Named after the traditional Egyptian kabab maker, the Sofitel restaurant
elevates the humble barbeque concept to offer a taste of local culture to its
guests. Set right on the Nile with wafts of delicious grilled meats scenting
the air, it’s a dramatic and comforting atmosphere to enjoy while watching the
feluccas go by.
Visually, the place is spectacular– the Nile itself is the star of this show
and makes up for any perceived lack in venue décor. There are four dining
areas, three outside with varying proximity to the water, and one inside, with
modern décor and very inviting air conditioning.
The menu is simple and focused, sticking strictly to what would be offered
in an Egyptian/Lebanese kitchen. They offer a selection of hot and cold mezzas,
grilled meats and traditional Middle Eastern desserts– it’s really that simple.
We started off with some motabel (19LE), a garlicky, slightly spicy eggplant
and tehina dip, coupled with two loaves of their scrumptious and freshly baked
flatbread (3LE each).
The motabel had a strong spicy/garlicky flavour, whereas the bread was so
fresh and lovely that we quickly settled on eating it by itself; no additions
were necessary to enhance its cakey texture and subtle flavour.
With the barbeque calling, we selected the mixed grill (125LE), shish tawouk
(70LE) and mango juice (22LE). The meats arrived on a crowd-pleasing, golden barbeque
grill, protected by a loaf of bread and accompanied by some grilled vegetables.
At 70LE, the shish tawouk was pricey for just two skewers of slightly dry
chicken. The mixed grill was better, including pieces of kabab, kofta and lamb
chops as well as grilled chicken. All were tasty and tender, but the chewy,
fresh lamb chop was the highlight, along with the lamb kabab– richly
flavourful. The kofta could have done with a little less fat, along with the
chicken, which was juicy yet grafted to its skin.

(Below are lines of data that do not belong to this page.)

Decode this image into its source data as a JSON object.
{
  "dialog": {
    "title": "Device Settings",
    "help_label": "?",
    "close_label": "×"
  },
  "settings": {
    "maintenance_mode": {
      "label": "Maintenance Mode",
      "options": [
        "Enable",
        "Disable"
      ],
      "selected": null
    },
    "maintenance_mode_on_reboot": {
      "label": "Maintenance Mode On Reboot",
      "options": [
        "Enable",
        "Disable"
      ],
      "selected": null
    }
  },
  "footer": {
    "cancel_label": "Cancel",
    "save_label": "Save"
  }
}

The only downside to our evening was the dinnerware, which was less than
clean; we noticed the remnants of lipstick still on our water glasses, and
nearly every plate had a little bit of something on it. The service was
welcoming and gracious, but increasingly hard to flag down as the night wore
on.
As with most outdoor summer dining, our only complaint was that it was too
hot to sit outside and really enjoy our food of fairly heavy, grilled meats.